Identifying causal parameters from observational data is fraught with subtleties due to the issues of selection bias and confounding. In addition, more complex questions of interest, such as effects of treatment on the treated and mediated effects may not always be identified even in data where treatment assignment is known and under investigator control, or may be identified under one causal model but not another. Increasingly complex effects of interest, coupled with a diversity of causal models in use resulted in a fragmented view of identification. This fragmentation makes it unnecessarily difficult to determine if a given parameter is identified (and in what model), and what assumptions must hold for this to be the case. This, in turn, complicates the development of estimation theory and sensitivity analysis procedures. In this paper, we give a unifying view of a large class of causal effects of interest, including novel effects not previously considered, in terms of a hierarchy of interventions, and show that identification theory for this large class reduces to an identification theory of random variables under interventions from this hierarchy. Moreover, we show that one type of intervention in the hierarchy is naturally associated with queries identified under the Finest Fully Randomized Causally Interpretable Structure Tree Graph (FFRCISTG) model of Robins (via the extended g-formula), and another is naturally associated with queries identified under the Non-Parametric Structural Equation Model with Independent Errors (NPSEM-IE) of Pearl, via a more general functional we call the edge g-formula. Our results motivate the study of estimation theory for the edge g-formula, since we show it arises both in mediation analysis, and in settings where treatment assignment has unobserved causes, such as models associated with Pearl's front-door criterion.
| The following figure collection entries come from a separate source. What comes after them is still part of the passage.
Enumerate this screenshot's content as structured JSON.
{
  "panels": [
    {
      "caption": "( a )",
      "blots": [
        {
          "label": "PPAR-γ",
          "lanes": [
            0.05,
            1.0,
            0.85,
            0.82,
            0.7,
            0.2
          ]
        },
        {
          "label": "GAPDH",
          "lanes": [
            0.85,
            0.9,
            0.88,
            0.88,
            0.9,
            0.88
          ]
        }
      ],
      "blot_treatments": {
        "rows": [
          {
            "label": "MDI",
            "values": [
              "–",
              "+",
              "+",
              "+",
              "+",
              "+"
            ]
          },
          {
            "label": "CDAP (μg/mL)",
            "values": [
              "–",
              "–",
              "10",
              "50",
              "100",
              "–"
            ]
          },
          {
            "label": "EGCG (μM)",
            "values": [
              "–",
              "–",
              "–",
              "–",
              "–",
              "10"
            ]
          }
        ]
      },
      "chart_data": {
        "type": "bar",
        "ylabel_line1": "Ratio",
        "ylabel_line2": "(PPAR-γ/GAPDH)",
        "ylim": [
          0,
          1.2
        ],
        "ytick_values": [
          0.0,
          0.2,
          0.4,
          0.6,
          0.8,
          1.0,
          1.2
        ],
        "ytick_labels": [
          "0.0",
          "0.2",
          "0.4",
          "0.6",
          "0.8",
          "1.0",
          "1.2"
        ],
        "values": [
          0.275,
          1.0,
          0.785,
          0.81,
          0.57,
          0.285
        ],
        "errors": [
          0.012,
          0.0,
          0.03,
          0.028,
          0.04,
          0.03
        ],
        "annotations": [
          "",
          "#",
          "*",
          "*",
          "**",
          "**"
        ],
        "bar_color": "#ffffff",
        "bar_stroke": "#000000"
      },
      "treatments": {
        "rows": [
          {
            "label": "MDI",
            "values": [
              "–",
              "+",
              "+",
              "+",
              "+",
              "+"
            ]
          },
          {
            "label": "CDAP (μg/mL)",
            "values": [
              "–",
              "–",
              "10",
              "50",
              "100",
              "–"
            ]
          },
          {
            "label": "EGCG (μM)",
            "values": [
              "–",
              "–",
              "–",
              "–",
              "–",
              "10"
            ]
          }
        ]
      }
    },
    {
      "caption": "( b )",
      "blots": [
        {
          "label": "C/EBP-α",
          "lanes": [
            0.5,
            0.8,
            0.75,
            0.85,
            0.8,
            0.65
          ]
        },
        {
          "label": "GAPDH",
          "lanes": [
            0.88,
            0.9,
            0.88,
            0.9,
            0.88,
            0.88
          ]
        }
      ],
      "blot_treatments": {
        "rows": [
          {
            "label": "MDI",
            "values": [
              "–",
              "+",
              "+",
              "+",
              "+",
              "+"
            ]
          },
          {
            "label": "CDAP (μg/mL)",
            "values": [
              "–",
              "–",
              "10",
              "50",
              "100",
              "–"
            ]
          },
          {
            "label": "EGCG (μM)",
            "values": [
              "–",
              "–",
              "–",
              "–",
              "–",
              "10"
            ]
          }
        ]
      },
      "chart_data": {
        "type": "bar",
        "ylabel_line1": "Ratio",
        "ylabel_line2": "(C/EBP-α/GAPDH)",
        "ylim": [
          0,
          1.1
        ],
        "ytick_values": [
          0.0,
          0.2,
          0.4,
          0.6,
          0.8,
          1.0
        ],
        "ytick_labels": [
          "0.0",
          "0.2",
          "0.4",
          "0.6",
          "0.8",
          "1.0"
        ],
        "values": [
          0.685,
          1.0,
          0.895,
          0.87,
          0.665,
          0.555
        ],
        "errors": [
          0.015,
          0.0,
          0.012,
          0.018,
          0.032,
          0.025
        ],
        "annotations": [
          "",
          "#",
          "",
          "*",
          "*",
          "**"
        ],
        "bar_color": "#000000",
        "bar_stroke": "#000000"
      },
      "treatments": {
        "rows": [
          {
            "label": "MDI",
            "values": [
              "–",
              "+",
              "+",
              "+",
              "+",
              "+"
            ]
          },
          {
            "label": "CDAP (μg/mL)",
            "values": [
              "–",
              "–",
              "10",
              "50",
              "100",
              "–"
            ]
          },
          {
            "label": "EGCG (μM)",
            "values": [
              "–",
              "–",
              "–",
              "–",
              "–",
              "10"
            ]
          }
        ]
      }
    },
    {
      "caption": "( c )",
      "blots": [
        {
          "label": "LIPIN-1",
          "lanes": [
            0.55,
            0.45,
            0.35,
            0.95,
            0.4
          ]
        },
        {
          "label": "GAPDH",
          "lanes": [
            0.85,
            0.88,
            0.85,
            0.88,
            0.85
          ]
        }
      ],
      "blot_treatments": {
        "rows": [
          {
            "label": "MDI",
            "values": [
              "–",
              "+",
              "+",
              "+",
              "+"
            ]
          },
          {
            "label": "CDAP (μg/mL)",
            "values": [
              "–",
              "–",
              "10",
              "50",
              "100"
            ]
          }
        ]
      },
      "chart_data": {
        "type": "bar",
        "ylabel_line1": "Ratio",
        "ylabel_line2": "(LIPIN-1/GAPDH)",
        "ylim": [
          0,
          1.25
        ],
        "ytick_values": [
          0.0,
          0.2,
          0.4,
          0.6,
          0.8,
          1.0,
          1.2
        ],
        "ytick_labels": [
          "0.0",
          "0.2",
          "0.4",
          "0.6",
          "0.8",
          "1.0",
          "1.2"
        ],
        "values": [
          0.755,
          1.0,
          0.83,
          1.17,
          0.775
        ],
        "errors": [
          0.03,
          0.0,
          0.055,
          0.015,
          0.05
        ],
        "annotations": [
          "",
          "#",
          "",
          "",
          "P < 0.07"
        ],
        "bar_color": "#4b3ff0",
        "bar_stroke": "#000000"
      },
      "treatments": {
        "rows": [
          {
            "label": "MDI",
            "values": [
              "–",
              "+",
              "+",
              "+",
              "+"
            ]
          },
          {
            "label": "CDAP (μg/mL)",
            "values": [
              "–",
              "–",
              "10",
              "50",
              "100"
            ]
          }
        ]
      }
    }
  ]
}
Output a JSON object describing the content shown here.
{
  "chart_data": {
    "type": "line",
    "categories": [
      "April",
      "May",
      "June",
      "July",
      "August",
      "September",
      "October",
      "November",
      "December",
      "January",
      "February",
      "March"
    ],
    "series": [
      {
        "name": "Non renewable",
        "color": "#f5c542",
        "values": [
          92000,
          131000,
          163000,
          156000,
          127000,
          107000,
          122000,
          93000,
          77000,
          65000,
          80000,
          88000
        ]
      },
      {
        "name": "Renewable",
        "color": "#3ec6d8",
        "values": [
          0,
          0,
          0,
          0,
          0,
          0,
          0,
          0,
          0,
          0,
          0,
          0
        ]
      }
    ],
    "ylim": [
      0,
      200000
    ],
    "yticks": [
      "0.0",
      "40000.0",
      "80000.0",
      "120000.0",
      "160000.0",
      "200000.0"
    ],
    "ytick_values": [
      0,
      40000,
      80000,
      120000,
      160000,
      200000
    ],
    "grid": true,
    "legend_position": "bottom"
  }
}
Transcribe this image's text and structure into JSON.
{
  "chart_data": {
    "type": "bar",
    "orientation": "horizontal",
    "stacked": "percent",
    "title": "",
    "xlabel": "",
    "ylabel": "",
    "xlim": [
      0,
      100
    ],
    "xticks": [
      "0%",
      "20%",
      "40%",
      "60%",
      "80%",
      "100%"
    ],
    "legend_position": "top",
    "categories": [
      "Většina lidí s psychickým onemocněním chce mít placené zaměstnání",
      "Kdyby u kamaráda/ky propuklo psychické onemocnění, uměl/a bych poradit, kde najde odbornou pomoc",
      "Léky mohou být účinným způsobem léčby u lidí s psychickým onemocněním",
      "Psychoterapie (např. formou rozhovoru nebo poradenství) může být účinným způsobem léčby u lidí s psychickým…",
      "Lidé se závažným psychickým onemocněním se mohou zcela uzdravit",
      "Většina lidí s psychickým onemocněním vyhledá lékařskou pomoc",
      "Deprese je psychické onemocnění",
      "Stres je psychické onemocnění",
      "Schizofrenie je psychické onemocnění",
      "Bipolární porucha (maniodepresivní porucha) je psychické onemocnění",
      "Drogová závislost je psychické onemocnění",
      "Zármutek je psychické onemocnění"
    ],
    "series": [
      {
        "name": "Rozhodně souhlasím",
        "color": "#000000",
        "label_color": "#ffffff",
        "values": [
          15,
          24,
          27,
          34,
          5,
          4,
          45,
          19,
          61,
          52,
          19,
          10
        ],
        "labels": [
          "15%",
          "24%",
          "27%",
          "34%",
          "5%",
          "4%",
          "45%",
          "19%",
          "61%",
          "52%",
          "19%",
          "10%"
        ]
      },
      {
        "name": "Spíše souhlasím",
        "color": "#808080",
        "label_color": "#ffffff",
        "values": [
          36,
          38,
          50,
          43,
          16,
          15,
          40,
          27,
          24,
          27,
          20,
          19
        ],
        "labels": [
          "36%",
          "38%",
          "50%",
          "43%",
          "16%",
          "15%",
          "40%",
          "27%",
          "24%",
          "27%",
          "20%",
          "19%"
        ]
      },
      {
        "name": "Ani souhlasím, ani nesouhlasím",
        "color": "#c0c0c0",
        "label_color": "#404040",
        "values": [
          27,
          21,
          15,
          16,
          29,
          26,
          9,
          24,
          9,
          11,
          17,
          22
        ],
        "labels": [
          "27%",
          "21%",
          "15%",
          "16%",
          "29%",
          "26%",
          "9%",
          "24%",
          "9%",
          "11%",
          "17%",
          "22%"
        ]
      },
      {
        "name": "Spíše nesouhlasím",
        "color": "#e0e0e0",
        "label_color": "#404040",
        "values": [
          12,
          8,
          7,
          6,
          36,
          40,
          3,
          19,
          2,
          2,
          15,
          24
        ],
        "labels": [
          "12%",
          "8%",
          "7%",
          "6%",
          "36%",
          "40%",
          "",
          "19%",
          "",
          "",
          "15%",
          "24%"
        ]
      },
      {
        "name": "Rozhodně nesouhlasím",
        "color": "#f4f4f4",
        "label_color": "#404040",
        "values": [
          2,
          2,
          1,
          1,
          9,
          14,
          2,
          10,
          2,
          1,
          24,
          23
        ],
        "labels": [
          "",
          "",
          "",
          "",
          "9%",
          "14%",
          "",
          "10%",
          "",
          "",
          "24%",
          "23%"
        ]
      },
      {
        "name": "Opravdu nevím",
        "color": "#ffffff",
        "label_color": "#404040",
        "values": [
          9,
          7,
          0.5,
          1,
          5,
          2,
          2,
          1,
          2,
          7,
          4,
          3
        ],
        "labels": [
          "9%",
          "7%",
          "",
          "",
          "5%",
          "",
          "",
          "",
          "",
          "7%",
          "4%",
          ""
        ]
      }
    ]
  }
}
由于选择偏倚和混杂问题,从观察性数据中识别因果参数充满了微妙之处。此外,即使在治疗分配已知且由研究者控制的数据中,更复杂的感兴趣问题,如对接受治疗者的治疗效果和中介效应,也可能无法总是被识别,或者可能在一种因果模型下被识别而在另一种模型下无法被识别。越来越复杂的感兴趣效应,再加上使用的因果模型的多样性,导致了识别观点的碎片化。这种碎片化使得确定给定参数是否可识别(以及在何种模型中)以及为此必须满足哪些假设变得不必要地困难。这反过来又使估计理论和敏感性分析程序的发展变得复杂。在本文中,我们根据干预层次结构,对一大类感兴趣的因果效应,包括以前未考虑的新效应,给出了一个统一的观点,并表明这类效应的识别理论可简化为该层次结构干预下随机变量的识别理论。此外,我们表明层次结构中的一种干预类型自然地与在罗宾斯的最精细完全随机因果可解释结构树图(FFRCISTG)模型下识别的查询相关联(通过扩展的g公式),另一种干预类型则通过我们称为边g公式的更一般函数,自然地与在珀尔的具有独立误差的非参数结构方程模型(NPSEM-IE)下识别的查询相关联。我们的结果推动了对边g公式估计理论的研究,因为我们表明它既出现在中介分析中,也出现在治疗分配有未观察到的原因的情况下,例如与珀尔前门准则相关的模型。